On trouve de tout dans ce volume, et ce disparate « n’était pas seulement une affaire de tolérance, une manière désinvolte de mettre ensemble des créateurs aux œuvres antagoniques, aux esthétiques opposées, aux idées inconciliables. C’était aussi une façon d’être empiriquement en phase avec l’état d’incertitude et de doute d’une société qui venait successivement de perdre une guerre et de s’imposer une guerre civile » (p. 37-8), souligne l’introduction d’André Velter, qui présente « “l’esprit de Montmartre” », « né du sang de la Commune et de la volonté de fuir l’horreur, fût-ce dans la plus frénétique dérision » (p. 11), retrace naissance, vie et mort du cabaret fondé par Rodolphe Salis, cherche à en définir l’esprit, brosse le portrait de quelques-unes de ses figures, et pour finir établit « les critères (élastiques et résistants : genre roseaux pensants et caoutchouteux à usage de lance-pierres) en vertu de quoi s’organise l’ouvrage » (p. 48). (Cette introduction, du reste, mêle rigueur documentaire et esprit passionné, un peu à la façon dont le Collège de ’Pataphysique peut présenter et annoter les publications des auteurs pataphysiciens – je pense à l’édition du Faustroll de Jarry aux éditions de la Différence.)

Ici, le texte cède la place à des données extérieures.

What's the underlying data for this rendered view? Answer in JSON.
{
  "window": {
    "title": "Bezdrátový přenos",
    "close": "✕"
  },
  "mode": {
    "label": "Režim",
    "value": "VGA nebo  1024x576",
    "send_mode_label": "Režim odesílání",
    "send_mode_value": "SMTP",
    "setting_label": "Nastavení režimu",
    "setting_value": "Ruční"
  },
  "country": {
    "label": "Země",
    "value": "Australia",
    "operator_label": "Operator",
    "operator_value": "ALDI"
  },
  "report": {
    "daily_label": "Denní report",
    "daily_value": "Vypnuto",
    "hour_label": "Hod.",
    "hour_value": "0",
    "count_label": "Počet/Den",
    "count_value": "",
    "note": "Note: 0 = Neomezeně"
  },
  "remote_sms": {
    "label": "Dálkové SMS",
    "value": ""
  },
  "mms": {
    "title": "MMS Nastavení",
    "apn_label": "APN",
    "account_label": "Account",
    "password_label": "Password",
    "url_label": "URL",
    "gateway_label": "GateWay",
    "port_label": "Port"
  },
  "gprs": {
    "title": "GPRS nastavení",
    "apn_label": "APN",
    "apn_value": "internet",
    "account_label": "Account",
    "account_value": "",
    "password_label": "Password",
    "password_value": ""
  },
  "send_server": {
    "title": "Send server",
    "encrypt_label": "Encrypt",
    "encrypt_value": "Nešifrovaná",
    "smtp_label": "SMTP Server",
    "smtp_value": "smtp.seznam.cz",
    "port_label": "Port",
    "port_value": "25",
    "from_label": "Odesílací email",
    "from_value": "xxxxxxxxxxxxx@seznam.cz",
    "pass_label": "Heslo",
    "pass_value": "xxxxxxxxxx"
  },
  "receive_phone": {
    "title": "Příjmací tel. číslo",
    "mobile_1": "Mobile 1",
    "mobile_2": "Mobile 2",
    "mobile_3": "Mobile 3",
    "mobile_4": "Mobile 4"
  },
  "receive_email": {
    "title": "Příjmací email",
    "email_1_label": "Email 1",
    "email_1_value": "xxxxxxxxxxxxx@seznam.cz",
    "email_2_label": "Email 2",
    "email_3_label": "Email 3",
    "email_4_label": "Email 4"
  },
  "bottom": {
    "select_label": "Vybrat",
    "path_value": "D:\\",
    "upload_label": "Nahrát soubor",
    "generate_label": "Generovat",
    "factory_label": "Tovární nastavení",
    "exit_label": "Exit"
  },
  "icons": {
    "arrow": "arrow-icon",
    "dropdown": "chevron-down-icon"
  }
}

Le contenu de l’anthologie en elle-même est nécessairement inégal, sachant que la réputation des auteurs qu’elle présente est très variable, allant du poète pléiadisé (Mallarmé, Verlaine, Villiers de L’Isle-Adam) à l’inconnu complet (Adolphe Vautier) en passant par les purs pseudonymes (Condor, Fred., X.) et par celui qui n’est pas connu pour sa littérature (Satie) – ce qui n’empêche pas qu’il y ait du bon, voire du très bon chez certains méconnus. Cependant, l’éclectisme du volume (et du Chat Noir) ne concerne pas que la qualité, sachant qu’on y trouve des charges anti-bourgeoises (Xanrof), comme de juste, mais aussi des jeux sur la versification (Edmond Haraucourt), des poèmes d’amour (Moréas), des récits à chute (Allais), des vers baudelairiens (Rollinat), des chansons des rues (Bruant, Goudeau), des méditations baroques sur le temps fugitif (Crésy), un conte (Henry Somm), des rêveries érotiques incestueuses (Crésy encore), l’analyse du titre d’un recueil appelé Oh !! (Pierre Mille), des tubes pour enfants (« Le Hareng saur » de Cros), des aphorismes (Allais bis, Villiers de L’Isle-Adam, Satie, Somm), des poèmes grivois (« Le Vieux Chat de grand’mère » de Ponsard), des recettes de cocktail (Allais ter), une évocation de la création poétique (Mallarmé) et un sonnet à propos d’un homard (Camuset).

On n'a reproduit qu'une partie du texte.